Recentemente, as câmaras de Deputados e Senadores aprovaram leis que reverteram cortes de gastos e anularam decretos presidenciais. As votações foram expressivas, com 172 votos a favor de um aumento nos fundos para pessoas com deficiência e 143 a 90 na aprovação de recursos para as províncias. Essas decisões refletem um movimento unificado da oposição, que inclui desde o peronismo até partidos de centro e direita.

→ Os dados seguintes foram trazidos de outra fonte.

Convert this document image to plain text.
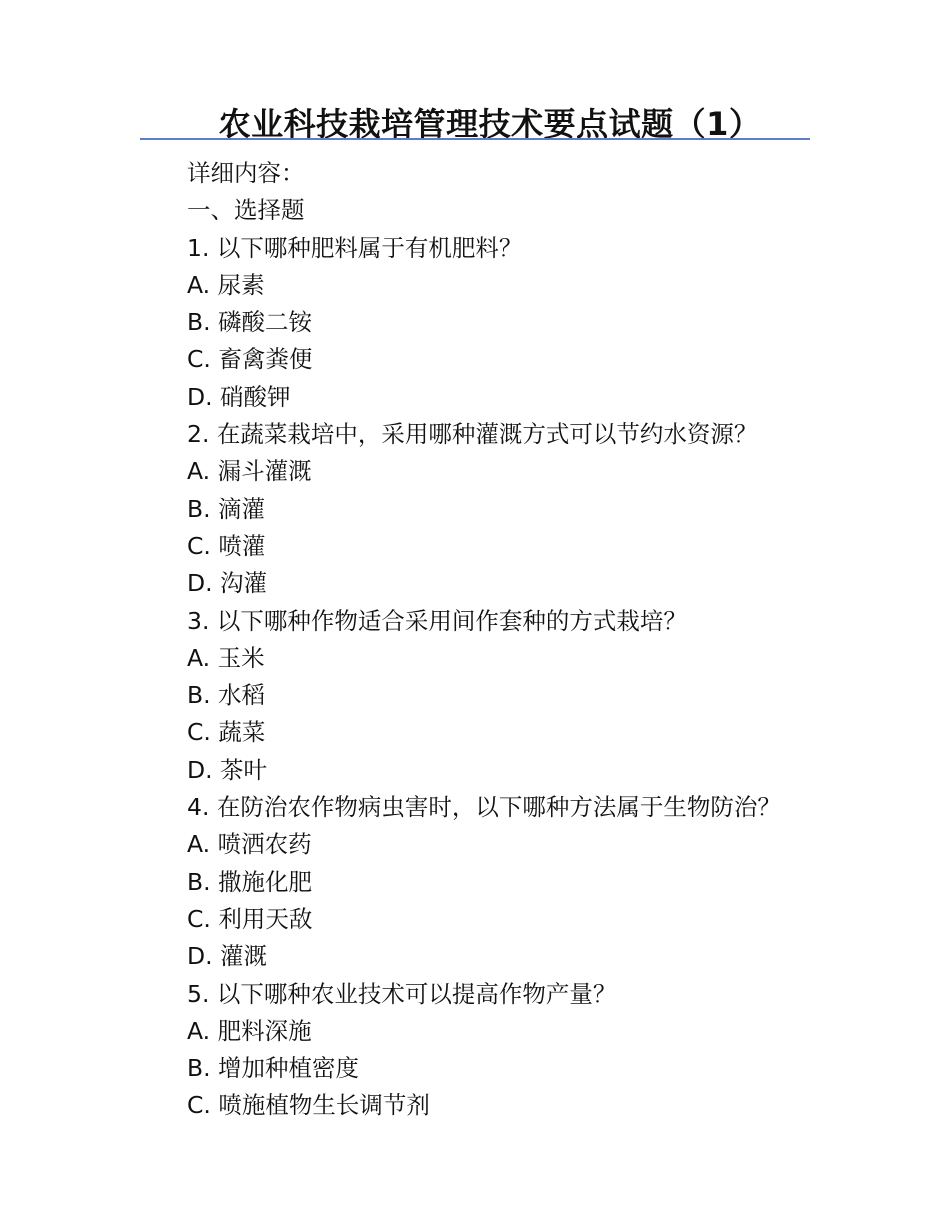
农业科技栽培管理技术要点试题（1）
详细内容：
一、选择题
1. 以下哪种肥料属于有机肥料？
A. 尿素
B. 磷酸二铵
C. 畜禽粪便
D. 硝酸钾
2. 在蔬菜栽培中，采用哪种灌溉方式可以节约水资源？
A. 漏斗灌溉
B. 滴灌
C. 喷灌
D. 沟灌
3. 以下哪种作物适合采用间作套种的方式栽培？
A. 玉米
B. 水稻
C. 蔬菜
D. 茶叶
4. 在防治农作物病虫害时，以下哪种方法属于生物防治？
A. 喷洒农药
B. 撒施化肥
C. 利用天敌
D. 灌溉
5. 以下哪种农业技术可以提高作物产量？
A. 肥料深施
B. 增加种植密度
C. 喷施植物生长调节剂
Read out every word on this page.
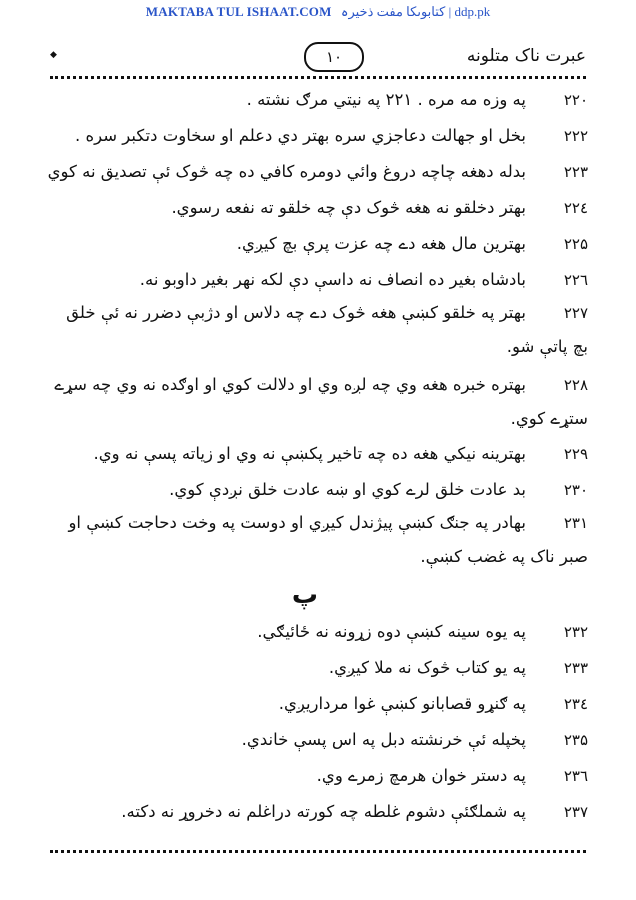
MAKTABA TUL ISHAAT.COM کتابوںکا مفت ذخیرہ | ddp.pk
◆	۱۰	عبرت ناک متلونه
۲۲۰په وزه مه مره . ۲۲۱ په نیتي مرګ نشته .
۲۲۲بخل او جهالت دعاجزي سره بهتر دي دعلم او سخاوت دتکبر سره .
۲۲۳بدله دهغه چاچه دروغ وائي دومره کافي ده چه څوک ئې تصدیق نه کوي
۲۲٤بهتر دخلقو نه هغه څوک دې چه خلقو ته نفعه رسوي.
۲۲۵بهترین مال هغه دے چه عزت پرې بچ کیږي.
۲۲٦بادشاه بغیر ده انصاف نه داسې دې لکه نهر بغیر داوبو نه.
۲۲۷بهتر په خلقو کښې هغه څوک دے چه دلاس او دژبې دضرر نه ئې خلق بچ پاتې شو.
۲۲۸بهتره خبره هغه وي چه لږه وي او دلالت کوي او اوګده نه وي چه سړے ستړے کوي.
۲۲۹بهترینه نیکي هغه ده چه تاخیر پکښې نه وي او زیاته پسې نه وي.
۲۳۰بد عادت خلق لرے کوي او ښه عادت خلق نږدې کوي.
۲۳۱بهادر په جنګ کښې پیژندل کیږي او دوست په وخت دحاجت کښې او صبر ناک په غضب کښې.
پ
۲۳۲په یوه سینه کښې دوه زړونه نه ځائیګي.
۲۳۳په یو کتاب څوک نه ملا کیږي.
۲۳٤په ګنړو قصابانو کښې غوا مرداریږي.
۲۳۵پخپله ئې خرنشته دبل په اس پسې خاندي.
۲۳٦په دستر خوان هرمچ زمرے وي.
۲۳۷په شملګئې دشوم غلطه چه کورته دراغلم نه دخروړ نه دکته.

Milei, que chegou ao poder com um apoio parlamentar limitado, agora vê sua base se fragmentar. A oposição, que antes lhe concedia confiança, se uniu contra suas políticas, especialmente em áreas sensíveis como educação e saúde. O presidente, por sua vez, tem intensificado suas críticas ao kirchnerismo, acusando-o de querer “quebrar o Estado nacional” e aumentar o gasto público.
Crise de Confiança
A situação se agrava com uma investigação de corrupção que envolve a administração de Milei. Acusações de uma rede de corrupção em compras públicas de medicamentos ameaçam sua credibilidade. A investigação inclui sua irmã, Karina Milei, secretária geral da Presidência.

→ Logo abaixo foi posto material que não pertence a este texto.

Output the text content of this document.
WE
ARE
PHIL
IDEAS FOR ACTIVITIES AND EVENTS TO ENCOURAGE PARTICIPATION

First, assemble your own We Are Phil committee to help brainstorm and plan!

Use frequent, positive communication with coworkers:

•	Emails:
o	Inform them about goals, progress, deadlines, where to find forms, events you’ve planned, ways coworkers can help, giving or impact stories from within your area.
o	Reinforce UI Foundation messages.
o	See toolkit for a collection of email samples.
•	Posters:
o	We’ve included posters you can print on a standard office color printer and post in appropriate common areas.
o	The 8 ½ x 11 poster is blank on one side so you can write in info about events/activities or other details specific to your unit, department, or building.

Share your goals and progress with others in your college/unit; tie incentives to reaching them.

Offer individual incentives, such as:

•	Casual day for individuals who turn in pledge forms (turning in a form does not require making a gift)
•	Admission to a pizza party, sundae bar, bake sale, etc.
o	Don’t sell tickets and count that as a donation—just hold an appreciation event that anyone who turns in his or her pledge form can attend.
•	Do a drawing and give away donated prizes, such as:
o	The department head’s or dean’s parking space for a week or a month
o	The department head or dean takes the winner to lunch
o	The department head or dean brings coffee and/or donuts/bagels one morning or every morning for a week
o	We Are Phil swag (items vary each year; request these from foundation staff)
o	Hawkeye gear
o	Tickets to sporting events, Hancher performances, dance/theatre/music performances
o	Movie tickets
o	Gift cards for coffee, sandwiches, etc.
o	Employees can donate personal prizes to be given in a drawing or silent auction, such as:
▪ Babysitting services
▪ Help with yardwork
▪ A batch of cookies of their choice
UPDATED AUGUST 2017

Diante desse cenário, o presidente aposta em uma polarização com a oposição e em um desempenho favorável nas eleições legislativas de Buenos Aires e nacionais, previstas para setembro e outubro, respectivamente. A expectativa é que um bom resultado nas urnas possa reverter sua atual fragilidade no Congresso e permitir a continuidade de sua agenda econômica.